European health authorities are now calling for a coordinated response. They argue that prevention campaigns must be strengthened, that access to testing must expand, and that sexual education in schools and communities must become more comprehensive and consistent. The message from officials is direct: without additional measures, the upward trajectory will continue. The infrastructure for reversing these trends exists—testing is available, treatments are effective, prevention is possible—but only if resources and political will align behind them.
What remains unclear is whether the response will match the scale of the problem. The numbers themselves are stark enough: more than 350,000 cases of these three infections alone in a single year, across a continent with advanced healthcare systems. The question now is whether that visibility will translate into action.
Notable Quotes
European health authorities argue that prevention campaigns must be strengthened, testing access must expand, and sexual education must become more comprehensive— European Centre for Disease Prevention and Control
The Hearth Conversation Another angle on the story
Why has gonorrhea tripled in just a decade? That seems like a dramatic shift.
It's not that the disease itself changed—it's that the conditions for transmission became more favorable. Fewer barriers, more partners, less vigilance. It spreads quickly when people aren't using protection.
But condoms have been around forever. Why would use suddenly drop?
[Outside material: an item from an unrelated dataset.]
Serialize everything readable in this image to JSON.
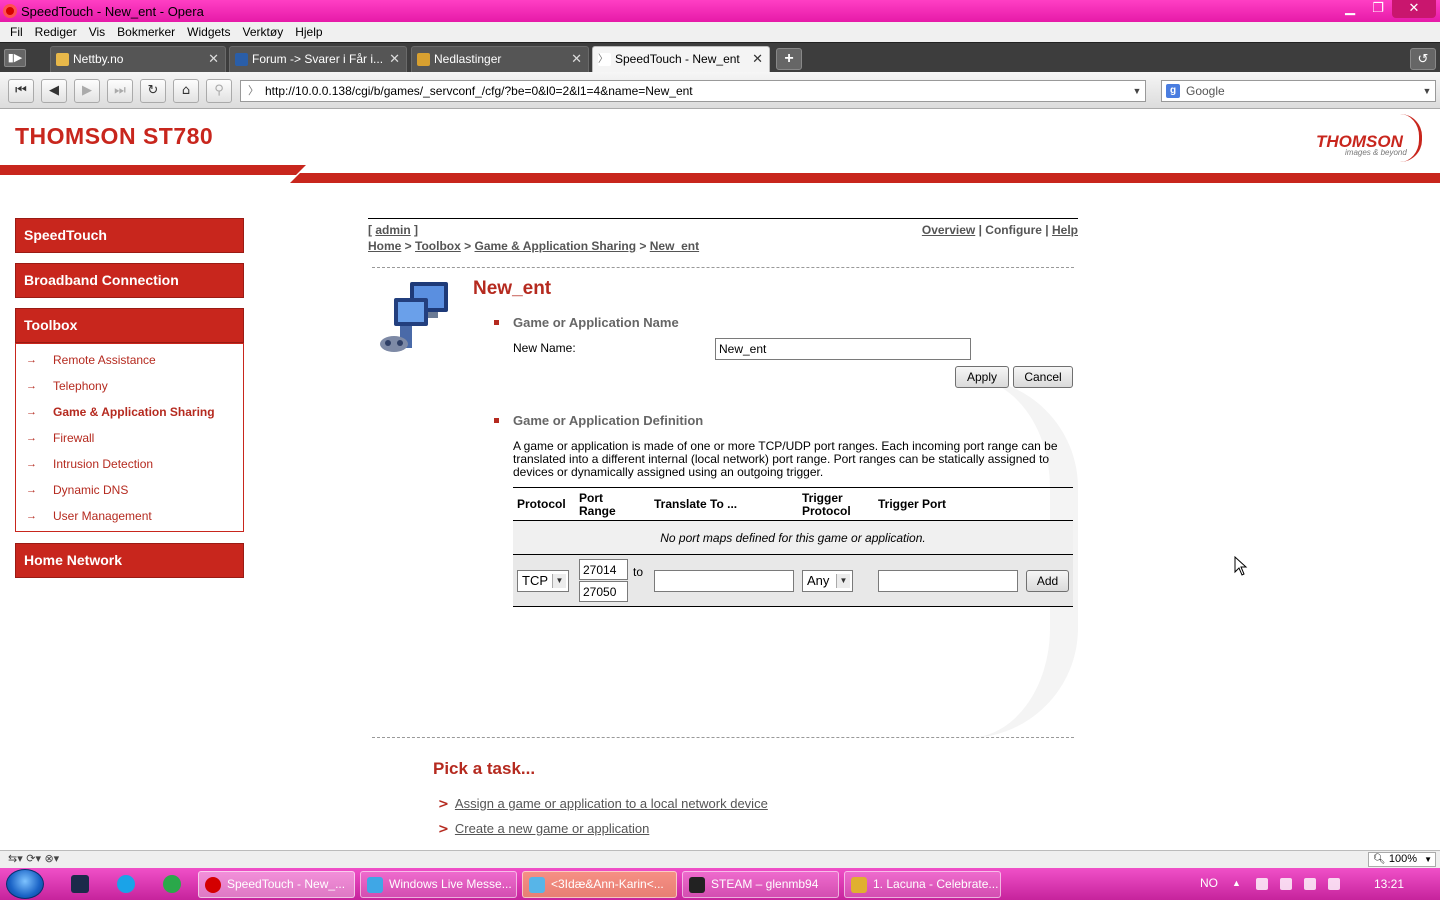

Cultural shifts, partly. Dating apps changed how people meet. There's less stigma around casual sex, which isn't bad in itself, but it also means less conversation about risk. And among some groups, there's a false sense that antibiotics will always work.
Will they?
Not anymore. Resistance is becoming a real problem. Some strains of gonorrhea are already harder to treat. That's why this moment matters—we're not just dealing with more cases, we're dealing with cases that might not respond to standard drugs.
What about the congenital syphilis cases? That seems almost shocking in 2024.
It is. It means pregnant women aren't being screened, or they're being screened but not treated. It's a failure of basic prenatal care infrastructure, which makes it both a medical and a social problem.
So what would actually reverse this?
Testing has to be easy and free. Education has to reach people where they are, not in a classroom from 1995. And there has to be real investment—money, staff, campaigns. Right now, it feels like authorities are watching the numbers climb and hoping something changes.